Car des progrès, il y en a eu, et ils sont réels. L’épidémie dévastatrice de 2013-2016 en Afrique de l’Ouest, qui a fait plus de 11 000 morts officiellement recensés — et probablement bien davantage selon l’OMS, faute d’accès à certaines zones rurales —, a servi de catalyseur. Elle a débouché sur la mise au point de deux vaccins désormais homologués, ainsi que sur des traitements à base d’anticorps monoclonaux qui réduisent significativement la mortalité lorsqu’ils sont administrés tôt. Mais ces outils protègent les humains exposés lors d’une flambée ; ils n’éliminent en rien le virus de son réservoir naturel. C’est une différence de nature, pas de degré, avec l’éradication de la variole.
Pourquoi n’arrive t-on pas à éradiquer le virus d’Ebola ?
Le virus Ebola, en somme, est un problème dont on n’a pas encore complètement identifié les contours.
Le problème central est que le virus Ebola n’est pas une maladie purement humaine qu’on pourrait éradiquer en traitant ou vaccinant tout le monde, comme on l’a fait pour la variole. C’est une zoonose : le virus circule en permanence dans un réservoir animal sauvage, très probablement des chauves-souris frugivores, et passe occasionnellement à l’homme par contact direct ou via un hôte intermédiaire comme les grands singes. Les gorilles et autres grands singes peuvent transmettre le virus mais n’en sont pas les réservoirs ; ce ne sont que des hôtes intermédiaires.

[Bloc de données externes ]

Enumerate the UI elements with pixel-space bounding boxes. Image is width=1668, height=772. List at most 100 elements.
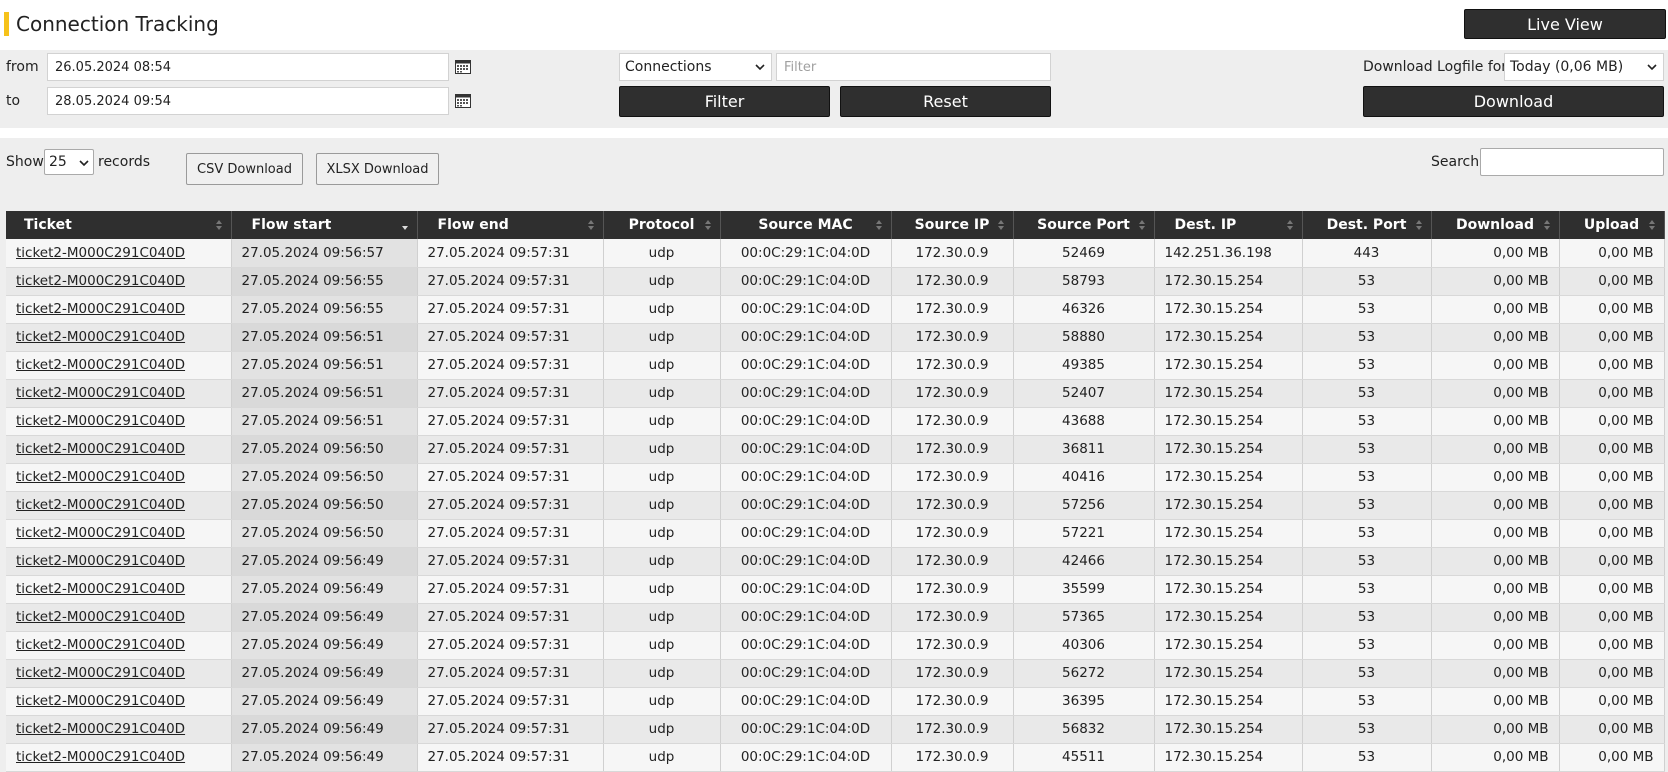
filter-button[interactable]: Filter [619, 86, 830, 117]
column-header-download[interactable]: Download [1431, 211, 1560, 239]
ticket-link[interactable]: ticket2-M000C291C040D [16, 357, 185, 373]
filter-panel: from 26.05.2024 08:54 to 28.05.2024 09:5… [0, 50, 1668, 128]
table-row[interactable]: ticket2-M000C291C040D 27.05.2024 09:56:50… [6, 463, 1665, 492]
table-row[interactable]: ticket2-M000C291C040D 27.05.2024 09:56:51… [6, 323, 1665, 352]
column-header-source-port[interactable]: Source Port [1013, 211, 1155, 239]
flow-start-cell: 27.05.2024 09:56:57 [231, 239, 418, 268]
ticket-link[interactable]: ticket2-M000C291C040D [16, 693, 185, 709]
source-mac-cell: 00:0C:29:1C:04:0D [720, 267, 892, 296]
protocol-cell: udp [603, 407, 721, 436]
ticket-link[interactable]: ticket2-M000C291C040D [16, 413, 185, 429]
ticket-link[interactable]: ticket2-M000C291C040D [16, 525, 185, 541]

Ce qui rend la traque difficile, c’est qu’on n’a jamais réussi à boucler la preuve de façon définitive. Même si de nombreuses évidences épidémiologiques pointent vers les chauves-souris, la preuve irréfutable qu’elles sont bien le réservoir n’a jamais pu être apportée, car le virus actif n’a jamais été retrouvé chez aucune espèce de chiroptère. Des chercheurs ont bien détecté des anticorps contre le virus ou de l’ARN viral chez certaines chauves-souris, ce qui suggère une infection passée ou présente, mais sans isoler le virus vivant lui-même. Tant qu’on ne connaît pas avec certitude où et comment le virus se maintient dans la nature, on ne peut pas couper la chaîne de transmission à la source — on ne peut qu’attendre et réagir à chaque nouveau passage à l’homme.
Concrètement, cela veut dire que tant que des humains entrent en contact avec la faune sauvage d’Afrique centrale et de l’Ouest (chasse, consommation de viande de brousse, déforestation qui rapproche les populations des habitats des chauves-souris), de nouvelles flambées resteront possibles, indépendamment de tout vaccin. Le vaccin développé après l’épidémie de 2014-2016 protège efficacement les humains exposés lors d’une flambée, mais il n’agit pas sur le réservoir animal lui-même — contrairement à la variole, qui n’avait pas de réservoir animal et a pu être éradiquée une fois la transmission interhumaine bloquée partout dans le monde.